Y Dios nos responderá: “No importa lo que hayas sido en el pasado, sino lo que decidas ser de ahora en adelante”. ¿Puede haber mayor misericordia, consuelo, paz y alegría? “¡Feliz aquel a quien Dios no le tiene en cuenta sus pecados!”
2Corintios 1, 18-22
Hermanos: Les aseguro, por la fidelidad de Dios, que nuestro lenguaje con ustedes no es hoy «sí», y mañana «no». Porque el Hijo de Dios, Jesucristo, el que nosotros hemos anunciado entre ustedes --tanto Silvano y Timoteo, como yo mismo-- no fue «sí» y «no», sino solamente «sí». En efecto, todas las promesas de Dios encuentran su «sí» en Jesús, de manera que por Él decimos «Amén» a Dios, para gloria suya. Y es Dios el que nos reconforta en Cristo, a nosotros y a ustedes; el que nos ha ungido, el que también nos ha marcado con su sello y ha puesto en nuestros corazones las primicias del Espíritu.
Pablo había cancelado su visita prometida a los corintios, porque la comunidad no había reaccionado como era debido ante un grave escándalo. Entonces alguien aprovechó maliciosamente para descalificarlo como apóstol y descalificar su predicación, por haber dicho “no” después de haberles prometido ir a visitarlos, faltando así a la palabra dada
Pero el apóstol reacciona afirmando con fuerza que la fe en Jesucristo, anunciado por la predicación, no está sujeta a un simple cambio humano, sino que está inconmoviblemente fundada en Dios y en sus promesas, que se realizan en Jesús, el “Sí” del Padre al hombre.
¡Cuántos cristianos apoyan su fe en los pastores y evangelizadores, y, por no haberla fundamentado en Cristo, la pierden cuando fallan los predicadores o catequistas.
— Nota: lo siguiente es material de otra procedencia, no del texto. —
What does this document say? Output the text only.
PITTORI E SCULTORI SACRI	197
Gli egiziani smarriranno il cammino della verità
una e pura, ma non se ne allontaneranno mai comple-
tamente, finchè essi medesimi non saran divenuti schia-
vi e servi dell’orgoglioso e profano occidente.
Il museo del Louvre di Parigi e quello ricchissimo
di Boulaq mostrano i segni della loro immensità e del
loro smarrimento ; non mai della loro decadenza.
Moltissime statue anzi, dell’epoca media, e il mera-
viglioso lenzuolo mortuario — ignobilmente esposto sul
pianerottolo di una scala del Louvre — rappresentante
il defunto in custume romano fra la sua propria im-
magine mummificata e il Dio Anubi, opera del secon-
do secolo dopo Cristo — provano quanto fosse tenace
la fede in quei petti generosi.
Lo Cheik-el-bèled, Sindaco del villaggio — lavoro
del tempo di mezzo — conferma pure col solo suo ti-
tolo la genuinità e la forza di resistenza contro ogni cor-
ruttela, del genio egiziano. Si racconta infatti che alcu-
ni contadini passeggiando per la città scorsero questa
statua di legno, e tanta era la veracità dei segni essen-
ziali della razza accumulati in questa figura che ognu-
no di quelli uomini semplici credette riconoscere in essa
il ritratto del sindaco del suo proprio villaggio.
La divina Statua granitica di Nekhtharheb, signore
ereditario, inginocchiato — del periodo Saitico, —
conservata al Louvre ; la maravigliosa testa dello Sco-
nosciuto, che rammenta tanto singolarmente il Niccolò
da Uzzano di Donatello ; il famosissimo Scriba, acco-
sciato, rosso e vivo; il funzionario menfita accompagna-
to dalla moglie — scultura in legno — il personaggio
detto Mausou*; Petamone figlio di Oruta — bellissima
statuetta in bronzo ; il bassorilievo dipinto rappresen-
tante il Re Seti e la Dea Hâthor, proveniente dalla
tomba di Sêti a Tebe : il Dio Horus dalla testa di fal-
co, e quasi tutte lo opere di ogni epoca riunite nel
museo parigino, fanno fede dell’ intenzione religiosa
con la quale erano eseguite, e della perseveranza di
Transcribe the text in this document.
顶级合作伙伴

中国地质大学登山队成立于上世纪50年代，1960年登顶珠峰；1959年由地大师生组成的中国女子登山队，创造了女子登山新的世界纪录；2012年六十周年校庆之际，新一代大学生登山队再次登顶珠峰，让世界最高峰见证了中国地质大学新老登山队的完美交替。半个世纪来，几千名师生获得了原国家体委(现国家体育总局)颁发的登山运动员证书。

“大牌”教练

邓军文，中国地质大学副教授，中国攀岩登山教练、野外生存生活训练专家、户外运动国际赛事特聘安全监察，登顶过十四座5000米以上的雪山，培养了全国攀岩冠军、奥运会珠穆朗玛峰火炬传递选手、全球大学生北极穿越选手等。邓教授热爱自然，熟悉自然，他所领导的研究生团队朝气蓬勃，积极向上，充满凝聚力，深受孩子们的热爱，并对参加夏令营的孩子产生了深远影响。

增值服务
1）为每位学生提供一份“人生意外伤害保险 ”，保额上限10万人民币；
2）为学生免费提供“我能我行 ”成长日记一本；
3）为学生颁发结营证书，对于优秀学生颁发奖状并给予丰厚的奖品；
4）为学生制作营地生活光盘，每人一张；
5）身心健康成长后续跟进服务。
Tales cristianos no viven la fe cristiana, que une a Cristo, sino una fe teórica que no salva.
La fe no la dan los ministros ni se funda en ellos, sino que viene de Dios a través de ellos, y se fundamenta en Cristo resucitado, que “es el mismo hoy, ayer y siempre”. Sin embargo, es necesario que los ministros sean coherentes en el hablar y en el vivir, para contagiar a los fieles la sinceridad en la fe y en la vida.